Friday, November 8, 2024

CEOs Say The Darnedest Things

A year later, a Microsoft and Yahoo assault on Google still can’t be ruled out. Steve Ballmer says he’s still interested, and even though Yahoo’s new chief won’t kiss and tell, her apparent lack of confidence in her company is telling enough.

And what does Google CEO Eric Schmidt have to say to potential MicroHoo, search, and Twitter competition?

Good luck, kids.

The CEOs, speaking at different venues this week, offered rather unusual insight into how they see the current state of the Web world and what happens next. Ballmer acknowledged he still would “like to figure out how to pool somehow Microsoft and Yahoo,” and hopes to have a “reasonable conversation” about it with the new management.

Interesting choice of words given the heated (perhaps unreasonable) rhetoric that pumped out Yahoo HQ last year, especially between Jerry Yang, Kevin Bostock, and Carl Icahn.

Yahoo’s new CEO, Carol Bartz was noticeably less defiant about the topic. At the end of January, Bartz maintained Yahoo was a “fantastic internet property” and rebuffed the idea that the company should be stripped down and sold for parts. This week, although she listed search alongside email and the Yahoo portal as cores of the company, she refused to comment publicly about Microsoft negotiations before trash-talking her own company.

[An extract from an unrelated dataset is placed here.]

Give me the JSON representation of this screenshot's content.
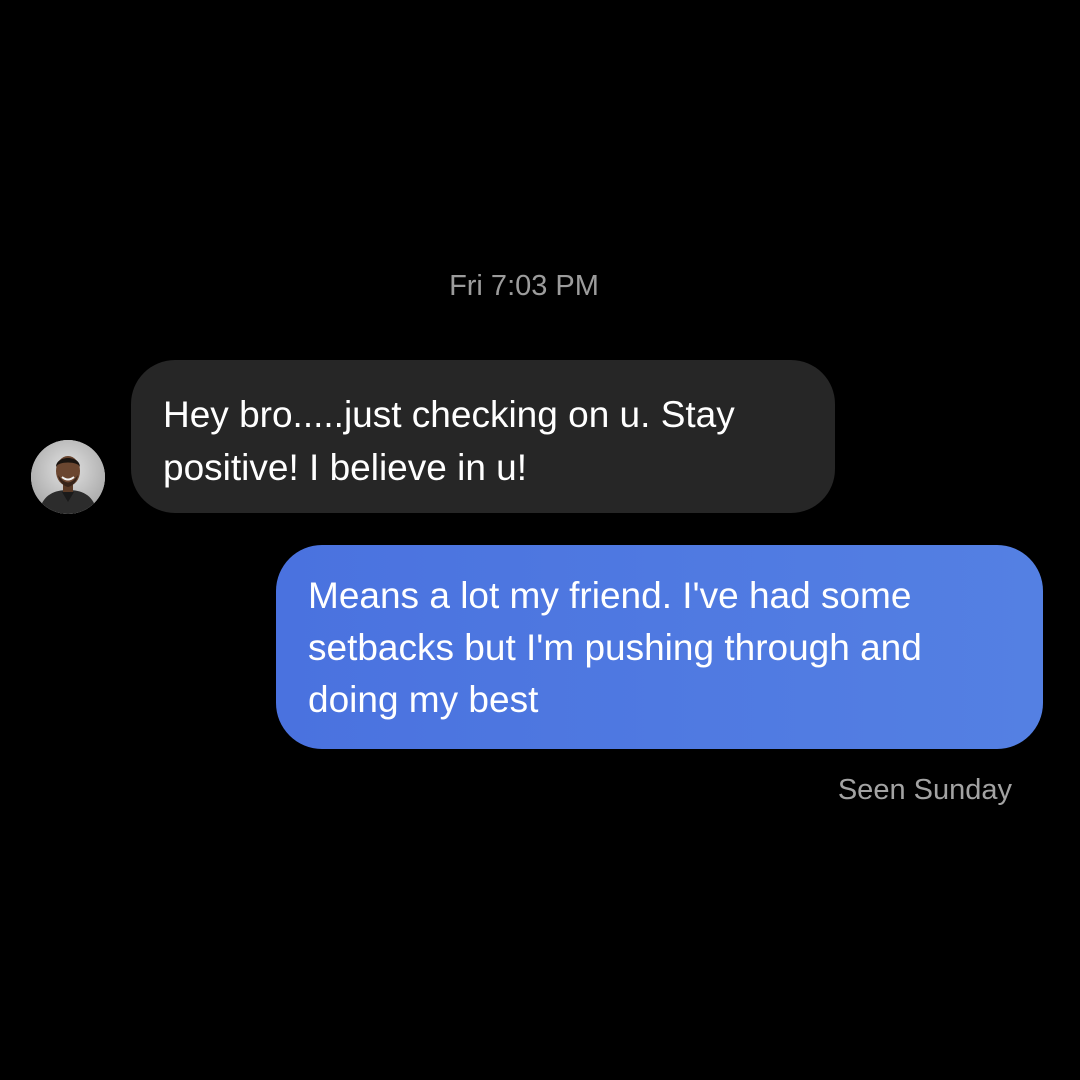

In addition to creating a “wall of shame” for bad Yahoo products, she admitted she used Google Maps instead of Yahoo Maps, and didn’t believe Yahoo had what it took to invent the next Facebook.

Well how’s that for transparency? It’s also a chink in that armor of pride cofounder Yang had put up for most of last year.

Schmidt expressed doubt about a Yahoo-Microsoft match-up and didn’t hesitate to bring up Microsoft’s interference with Google’s own deal with Yahoo. Schmidt expressed concern about Microsoft’s ability to “restrict consumer choice” and wished them both luck, which sounds almost like a veiled expect-some-payback threat, much like the antitrust payback Google’s giving Microsoft in Europe this year.

As for Twitter, recently touted by the [Insert giant company]-killer crowd as the next big Google threat, Schmidt at the same Morgan Stanley conference relegated Twitter to a “poor man’s email system,” so he may not be shaking in his expensive boots just yet.

Not that Schmidt’s overconfident. He did say the battle for search supremacy wasn’t over, but it may be he thinks Google has bigger fish to fry than any one of those other companies. Though he feels Google is better prepared to handle the economic crisis than other companies, he admitted Google is not immune to a “pretty dire” economic situation that “does not appear to have a current bottom.” That will affect the online advertising market, and will affect Google.

And if it affects Google, it’ll surely affect Yahoo worse. Time is ticking Ms. Bartz, and Ballmer’s probably looking like a very attractive date all of a sudden.